History is complex and ambiguous. No one is more aware of this truth than John Franklin, a senior manager at the Smithsonian Institute’s National Museum of African American History and Culture. Franklin’s ancestors were taken to Oklahoma as slaves of Native Americans. In 1831, thousands of Cherokees, Muscogees, Seminoles, Chickasaws, and Choctaws were forcibly relocated from their homelands in southeastern United States, many dying on the infamous Trail of Tears. Some of them took enslaved African Americans with them.
John’s father was the renowned historian John Hope Franklin whose grandfather was a former slave of African American and Indian ancestry who became a Chickasaw Freedman when emancipated after the American Civil War.
Last month John Franklin was in Richmond as guest faculty for the Community Trustbuilding Fellowship
operated by Hope in the Cities. He spoke to community leaders from Memphis, Dayton, Norfolk, Austin, Washington DC, as well as Richmond.
When we think about slavery we tend to think about the institution in North America, said Franklin, but only about five percent of Africans who survived the horrors of the Middle Passage came to this country. In contrast, close to 8 million were transported to Brazil and other parts of South America and the Caribbean.
The trade went east from Africa as well as west. As Franklin noted, the Sultan of Zanzibar controlled the east African slave trade for 1000 years, trafficking human beings to Arabia, the Gulf, and Asia. There are more than one million black Iraqis and according to some researchers, over a million enslaved people were brought from the African interior to Libya and Egypt.
Earlier in his life, Franklin, who speaks fluent French, spent several years in Senegal. “You are often perceived with multiple identities and you will have to deal with that. You can’t help what others project on you,” he says. “When I came to Senegal they called me a white man. But they really got me when they called me a Yankee!”
Franklin believes it is important to know the history of others, not just our own. Because of his background, Franklin’s advice was sought in the creation of the National Museum of the American Indian.
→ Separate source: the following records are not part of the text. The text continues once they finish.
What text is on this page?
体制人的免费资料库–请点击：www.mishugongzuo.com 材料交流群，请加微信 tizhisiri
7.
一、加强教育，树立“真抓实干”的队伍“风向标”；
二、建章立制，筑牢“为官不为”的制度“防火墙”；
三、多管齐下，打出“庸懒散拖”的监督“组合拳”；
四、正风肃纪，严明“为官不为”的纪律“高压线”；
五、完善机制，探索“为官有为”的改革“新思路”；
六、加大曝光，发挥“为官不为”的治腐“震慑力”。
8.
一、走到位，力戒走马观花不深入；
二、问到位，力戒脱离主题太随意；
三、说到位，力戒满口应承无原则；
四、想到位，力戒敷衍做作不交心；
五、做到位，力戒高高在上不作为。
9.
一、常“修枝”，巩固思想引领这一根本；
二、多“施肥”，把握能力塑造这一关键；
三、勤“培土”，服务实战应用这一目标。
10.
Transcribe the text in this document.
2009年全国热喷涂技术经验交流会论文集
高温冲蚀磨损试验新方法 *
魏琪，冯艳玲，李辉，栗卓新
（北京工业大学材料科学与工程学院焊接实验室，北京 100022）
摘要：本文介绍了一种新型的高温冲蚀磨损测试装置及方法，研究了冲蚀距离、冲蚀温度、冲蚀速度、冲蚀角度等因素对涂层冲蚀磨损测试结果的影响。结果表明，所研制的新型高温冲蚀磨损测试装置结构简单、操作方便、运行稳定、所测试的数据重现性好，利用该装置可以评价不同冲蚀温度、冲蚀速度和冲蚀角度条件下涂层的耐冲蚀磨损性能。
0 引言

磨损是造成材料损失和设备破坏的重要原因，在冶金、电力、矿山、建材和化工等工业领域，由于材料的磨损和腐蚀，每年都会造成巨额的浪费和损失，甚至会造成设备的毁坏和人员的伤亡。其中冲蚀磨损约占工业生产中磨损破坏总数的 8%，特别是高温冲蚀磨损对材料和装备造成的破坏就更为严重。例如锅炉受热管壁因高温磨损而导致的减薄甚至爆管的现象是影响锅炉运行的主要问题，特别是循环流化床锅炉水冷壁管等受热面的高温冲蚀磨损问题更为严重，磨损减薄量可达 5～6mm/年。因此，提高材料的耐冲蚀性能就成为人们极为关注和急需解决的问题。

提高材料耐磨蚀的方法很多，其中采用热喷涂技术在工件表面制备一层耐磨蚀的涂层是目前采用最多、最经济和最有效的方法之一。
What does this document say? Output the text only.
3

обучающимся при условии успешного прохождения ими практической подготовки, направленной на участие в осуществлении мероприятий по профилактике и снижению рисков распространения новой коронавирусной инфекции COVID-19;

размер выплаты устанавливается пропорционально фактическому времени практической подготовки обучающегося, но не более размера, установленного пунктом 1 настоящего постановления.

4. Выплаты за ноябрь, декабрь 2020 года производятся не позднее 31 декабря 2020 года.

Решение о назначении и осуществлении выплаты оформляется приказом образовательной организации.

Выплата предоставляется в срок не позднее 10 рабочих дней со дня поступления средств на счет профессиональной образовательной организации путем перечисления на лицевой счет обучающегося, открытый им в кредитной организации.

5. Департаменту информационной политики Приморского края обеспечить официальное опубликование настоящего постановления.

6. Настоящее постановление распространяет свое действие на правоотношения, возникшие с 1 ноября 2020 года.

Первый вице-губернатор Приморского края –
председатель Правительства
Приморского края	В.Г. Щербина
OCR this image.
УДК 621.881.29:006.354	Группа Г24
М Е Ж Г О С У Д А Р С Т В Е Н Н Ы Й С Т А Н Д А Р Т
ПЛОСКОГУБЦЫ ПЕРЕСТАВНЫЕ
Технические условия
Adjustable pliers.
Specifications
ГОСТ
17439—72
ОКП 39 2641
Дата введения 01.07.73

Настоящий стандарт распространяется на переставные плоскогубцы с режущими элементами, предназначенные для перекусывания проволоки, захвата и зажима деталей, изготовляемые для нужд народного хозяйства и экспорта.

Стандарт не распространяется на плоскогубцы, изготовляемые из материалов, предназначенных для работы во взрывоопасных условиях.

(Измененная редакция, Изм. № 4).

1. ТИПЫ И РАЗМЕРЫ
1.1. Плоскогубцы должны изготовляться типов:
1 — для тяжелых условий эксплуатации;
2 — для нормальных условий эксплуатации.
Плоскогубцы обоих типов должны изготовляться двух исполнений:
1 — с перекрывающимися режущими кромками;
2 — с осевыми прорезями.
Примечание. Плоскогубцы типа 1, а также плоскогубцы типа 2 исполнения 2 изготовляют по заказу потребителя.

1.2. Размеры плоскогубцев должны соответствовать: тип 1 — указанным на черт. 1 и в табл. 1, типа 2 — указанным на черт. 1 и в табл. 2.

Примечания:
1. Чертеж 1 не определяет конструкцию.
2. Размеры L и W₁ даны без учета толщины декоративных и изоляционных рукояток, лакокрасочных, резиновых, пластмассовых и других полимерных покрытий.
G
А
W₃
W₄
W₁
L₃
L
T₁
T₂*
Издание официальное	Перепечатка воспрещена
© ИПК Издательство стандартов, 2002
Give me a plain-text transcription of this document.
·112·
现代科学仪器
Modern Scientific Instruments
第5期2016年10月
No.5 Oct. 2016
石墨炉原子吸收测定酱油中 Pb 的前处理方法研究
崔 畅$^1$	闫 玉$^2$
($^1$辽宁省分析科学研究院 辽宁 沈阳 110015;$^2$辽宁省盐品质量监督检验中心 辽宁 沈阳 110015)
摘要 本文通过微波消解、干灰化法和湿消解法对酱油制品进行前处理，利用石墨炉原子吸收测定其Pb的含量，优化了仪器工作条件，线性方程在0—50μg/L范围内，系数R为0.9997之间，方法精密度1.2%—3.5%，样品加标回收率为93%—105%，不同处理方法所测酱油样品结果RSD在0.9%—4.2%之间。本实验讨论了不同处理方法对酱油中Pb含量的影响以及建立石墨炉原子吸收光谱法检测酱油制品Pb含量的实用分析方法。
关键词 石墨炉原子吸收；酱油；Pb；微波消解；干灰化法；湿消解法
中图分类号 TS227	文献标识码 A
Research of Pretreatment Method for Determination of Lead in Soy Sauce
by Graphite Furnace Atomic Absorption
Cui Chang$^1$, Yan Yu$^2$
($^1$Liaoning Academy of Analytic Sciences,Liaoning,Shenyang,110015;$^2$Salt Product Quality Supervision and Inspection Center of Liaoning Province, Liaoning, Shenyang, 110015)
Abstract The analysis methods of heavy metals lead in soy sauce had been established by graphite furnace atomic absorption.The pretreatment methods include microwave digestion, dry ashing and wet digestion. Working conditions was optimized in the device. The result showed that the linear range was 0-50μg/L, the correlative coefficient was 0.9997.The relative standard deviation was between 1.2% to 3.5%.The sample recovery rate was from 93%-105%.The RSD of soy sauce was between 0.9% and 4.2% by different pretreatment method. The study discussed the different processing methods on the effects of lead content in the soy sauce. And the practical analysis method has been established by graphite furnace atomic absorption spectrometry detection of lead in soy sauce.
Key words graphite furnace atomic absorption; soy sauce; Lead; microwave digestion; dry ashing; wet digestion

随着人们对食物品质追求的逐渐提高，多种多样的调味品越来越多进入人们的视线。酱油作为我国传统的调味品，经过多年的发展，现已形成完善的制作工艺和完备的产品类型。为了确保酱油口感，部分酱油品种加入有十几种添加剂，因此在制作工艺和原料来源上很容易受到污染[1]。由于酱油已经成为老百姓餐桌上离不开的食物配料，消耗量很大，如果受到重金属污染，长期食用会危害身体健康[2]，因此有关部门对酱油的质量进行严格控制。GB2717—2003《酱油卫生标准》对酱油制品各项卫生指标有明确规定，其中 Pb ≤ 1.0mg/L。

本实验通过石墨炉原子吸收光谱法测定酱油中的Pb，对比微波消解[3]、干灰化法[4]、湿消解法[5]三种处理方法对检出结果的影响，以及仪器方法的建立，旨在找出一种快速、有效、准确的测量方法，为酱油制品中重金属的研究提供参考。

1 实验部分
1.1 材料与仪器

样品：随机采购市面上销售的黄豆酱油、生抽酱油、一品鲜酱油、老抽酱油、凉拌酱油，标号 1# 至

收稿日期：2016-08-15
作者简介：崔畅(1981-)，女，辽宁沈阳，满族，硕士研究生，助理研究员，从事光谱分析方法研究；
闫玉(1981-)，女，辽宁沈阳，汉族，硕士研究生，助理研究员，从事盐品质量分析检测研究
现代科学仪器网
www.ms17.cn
He also served on the Hispanic Heritage committee for the Smithsonian and learned about the vast diversity of the Latino experience across America. For the first hundred years of its existence the Smithsonian had never taken on itself to investigate the Latino experience. An external review produced a report entitled “Willful Neglect.” It found, for example, that only two of the 470 people featured in the “notable Americans” section of the National Portrait Gallery were Latino. Franklin was also elected chair of the Asian and Pacific American committee.
“When you enter a new arena you have to learn,” Franklin says. “Ask, what should I be reading? How can I expose myself to the diversity of the Asian and Latino experience? We have to broaden the circle and learn about areas beyond our own. Everyone needs the experience of working outside their comfort zone…You will make mistakes in interacting with other cultures. You can’t anticipate everything. You just have to apologize and learn from it.”
We live in a world that is experiencing one of the greatest human migrations in history. Anxieties and tensions arise as neighborhoods and cities experience change. Mohsin Hamid wrote in the New York Times Magazine
on February 22, “We are drawn, despite ourselves to otherness. In the centuries of colonialism, northerners once spread to the global south. In the decades since colonialism, southerners have spread to the global north. And northerners are mixing, too, with other northerners who are strangers to them, southerners with southern strangers. There is a planetwide, gyrating churn.”
Franklin will be taking part in an international conference in Richmond, VA in April under the theme Healing History: Memory, Legacy and Social Change
. He is helping to animate a working group on “museums and public history sites for education and healing.”
Becoming comfortable with history’s complexity can help us move beyond blame, recrimination and guilt. Learning to hear the different stories, however contradictory and painful can enable us to develop a new, shared narrative. America with its extraordinarily diverse population and intertwined stories has a particular responsibility and opportunity to look at these stories with courageous honesty and humility as well as pride. This is a sign of strength, not weakness. As a community leader from Chicago said, “None of us is responsible for the wounds of the past; but we are all responsible for the acts of repair.”